O número de mortes de doentes mentais cresceu 41% no país nos últimos anos. No mesmo período, um quarto dos leitos psiquiátricos foi fechado, sem uma contrapartida de criação de serviços de atendimento alternativos. São dados de um preocupante indicador: à desativação de leitos e à política antimanicomial em curso — fruto de distorcida visão segundo a qual, grosso modo, deve-se acabar com a internação em hospitais psiquiátricos — não sobreveio um programa para dotar os serviços de saúde mental de condições de dar conta das demandas.

Em decorrência, vive-se um quadro dramático. Nos últimos 20 anos, o governo brasileiro fechou 70% dos leitos psiquiátricos, gerando uma economia nos gastos com a manutenção desse tipo de serviço que não se reverteu no atendimento a doentes mentais. Um estudo da Associação Brasileira de Psiquiatria aponta que, neste período, houve corte de dois terços da verba para a área, e o investimento, que era de 5,8% do orçamento do Ministério da Saúde em 1995, caiu para 2,3%, em média, nesta década.

O resultado é palpável: o país, com 16,5 milhões de doentes que precisam de internação, em vez de investir na criação de leitos e vagas na rede de saúde, optou pela contramão, ao fechar hospitais psiquiátricos. O drama, evidentemente, é potencializado nos estratos mais baixos da sociedade, que não dispõem de recursos para cuidar dos seus doentes em casa ou em clínicas especializadas.

Quem lida no dia a dia com as dificuldades de conviver com um parente que sofre de problemas mentais tem a dimensão do problema — que, expresso pelo arrolamento de números frios, se torna visível nas ruas.
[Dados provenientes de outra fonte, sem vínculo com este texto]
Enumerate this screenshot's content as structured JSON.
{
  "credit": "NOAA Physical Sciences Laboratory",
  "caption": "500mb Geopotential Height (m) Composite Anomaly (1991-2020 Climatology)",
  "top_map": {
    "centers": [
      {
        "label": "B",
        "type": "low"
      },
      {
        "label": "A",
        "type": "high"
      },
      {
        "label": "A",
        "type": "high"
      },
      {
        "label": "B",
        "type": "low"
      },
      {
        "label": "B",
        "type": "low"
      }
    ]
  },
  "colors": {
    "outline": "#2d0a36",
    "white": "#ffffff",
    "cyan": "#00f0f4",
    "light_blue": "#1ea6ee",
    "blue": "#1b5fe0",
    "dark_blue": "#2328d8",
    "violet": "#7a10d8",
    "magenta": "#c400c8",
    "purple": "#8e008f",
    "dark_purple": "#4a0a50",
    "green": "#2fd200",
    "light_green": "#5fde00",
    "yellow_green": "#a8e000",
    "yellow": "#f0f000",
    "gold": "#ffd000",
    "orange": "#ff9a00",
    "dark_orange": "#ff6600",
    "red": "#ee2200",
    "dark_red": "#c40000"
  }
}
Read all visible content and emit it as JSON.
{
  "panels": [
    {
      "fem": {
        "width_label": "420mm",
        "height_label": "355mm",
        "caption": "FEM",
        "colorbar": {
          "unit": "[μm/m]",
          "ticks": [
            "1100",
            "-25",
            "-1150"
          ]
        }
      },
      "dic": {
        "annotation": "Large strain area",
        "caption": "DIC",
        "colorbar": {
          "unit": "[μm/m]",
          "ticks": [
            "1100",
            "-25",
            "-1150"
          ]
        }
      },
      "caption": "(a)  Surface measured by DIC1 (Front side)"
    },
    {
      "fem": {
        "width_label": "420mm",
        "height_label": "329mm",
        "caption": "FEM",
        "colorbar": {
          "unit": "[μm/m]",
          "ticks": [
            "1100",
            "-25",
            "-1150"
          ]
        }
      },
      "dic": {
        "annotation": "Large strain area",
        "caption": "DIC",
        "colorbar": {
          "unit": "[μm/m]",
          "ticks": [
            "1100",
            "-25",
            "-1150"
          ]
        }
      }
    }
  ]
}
Incontáveis famílias, sem condições econômicas de manter seus doentes, sem ter como tratá-los e sem opções de internação, optam por abandoná-los à sorte, o que, não raro, equivale a uma condenação à morte.

Acabar com o atendimento psiquiátrico fechado pode ser um objetivo desejável. Mas isso não se faz voltando as costas para a realidade do país, da qual salta um quadro aterrador, a ser enfrentado com uma política de saúde mental responsável, em condições de fazer frente a um problema que leva o drama dos doentes psiquiátricos para o interior de milhões de famílias. Aumentar o contencioso dos serviços públicos de saúde, com o fechamento de hospitais psiquiátricos em vez de abrir novas unidades, é medida que atende a opções ideológicas, mas passa ao largo da solução do problema.